AIA Says NY Senate Has Opportunity for Real No-fault Reform

January 24, 2003

A recent bulletin from the American Insurance Association indicates that the New York State Senate’s consideration of a proposed auto insurance reform package “presents a real opportunity to fix a broken system.”

“The Senate’s plan goes after the fraud and abuse that are driving up costs for both New York’s drivers and insurers,” stated Paul Moran, AIA VP, northeast region.

The AIA noted that the proposed reforms “would give insurers more time to investigate fraudulent claims. It would also give law enforcement needed tools to fight insurance fraud.” David Snyder, AIA VP and assistant general counsel indicated that “until recently, New York had one of the best auto insurance systems in the country, with generous benefits, affordable premiums and competition from many insurers. It is past time to restore it to its prior condition that benefited victims, rate payers and insurers.”

“The Senate’s package will begin to do that; continued stalemate will not. Instead, stalemate will continue the slide toward anti-competitiveness and anti-consumer costs and fraud,” he added.

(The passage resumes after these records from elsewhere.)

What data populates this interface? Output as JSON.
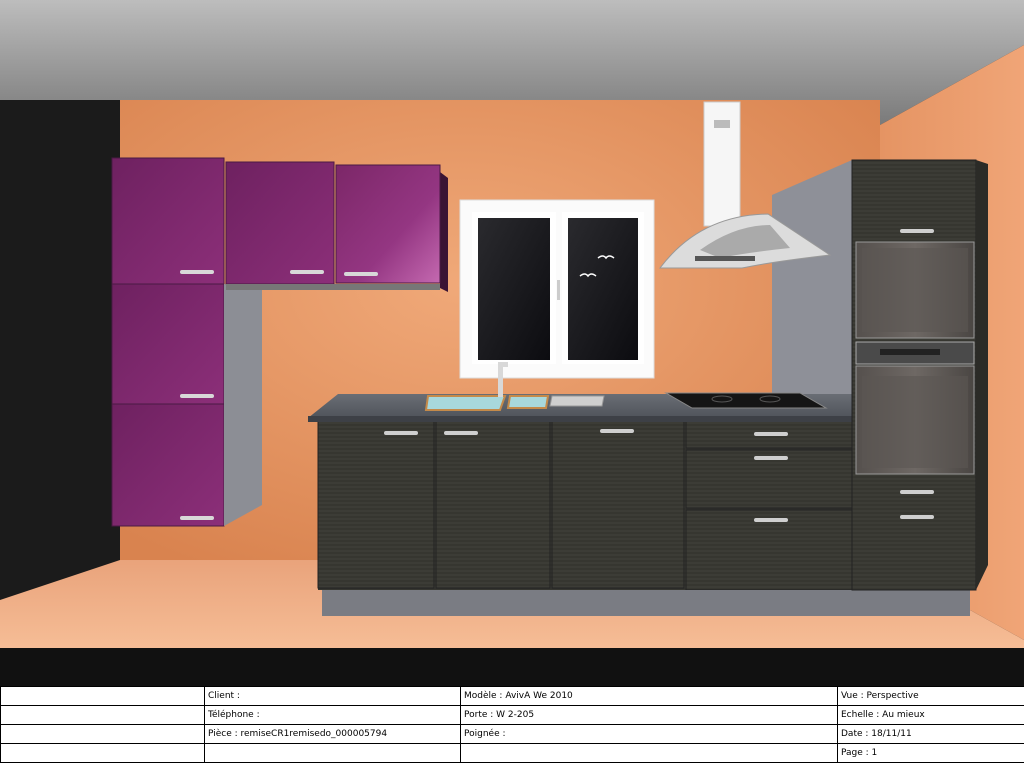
{
  "info_table": {
    "client": "Client :",
    "telephone": "Téléphone :",
    "piece": "Pièce : remiseCR1remisedo_000005794",
    "modele": "Modèle : AvivA We 2010",
    "porte": "Porte : W 2-205",
    "poignee": "Poignée :",
    "vue": "Vue : Perspective",
    "echelle": "Echelle : Au mieux",
    "date": "Date : 18/11/11",
    "page": "Page : 1"
  },
  "colors": {
    "wall_orange": "#e08f5d",
    "floor_peach": "#f2b088",
    "ceiling_grey": "#9a9a9a",
    "cabinet_purple": "#8a2f78",
    "cabinet_dark_wood": "#3a3a35",
    "countertop_grey": "#5d6168",
    "window_frame": "#ffffff",
    "hood_white": "#f4f4f4"
  },
  "scene": {
    "view": "3D kitchen perspective render",
    "icons": [
      "wall-cabinet",
      "tall-cabinet",
      "sink",
      "faucet",
      "cooktop",
      "range-hood",
      "window",
      "oven",
      "microwave-oven",
      "drawer-handle"
    ]
  }
}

Moran agreed that the Senate “has offered a plan for reform that would improve the auto insurance system in New York.” He also urged the State Assembly “to engage in real negotiations to enact cost-cutting reforms into law.”

The AIA also commended the Senate for passing legislation that would reinstate New York’s flex-rating and two percent non-renewal laws (See IJ Website Jan.22). The provisions, which had been enacted in 1995, lapsed last year. The AIA said they should be reenacted as they “give insurers needed tools to manage their business and make insurance more available and affordable.”

“The Assembly should follow the Senate’s lead and quickly pass legislation to reinstate these important tools that help foster a healthier and more competitive auto insurance marketplace,” Moran stated.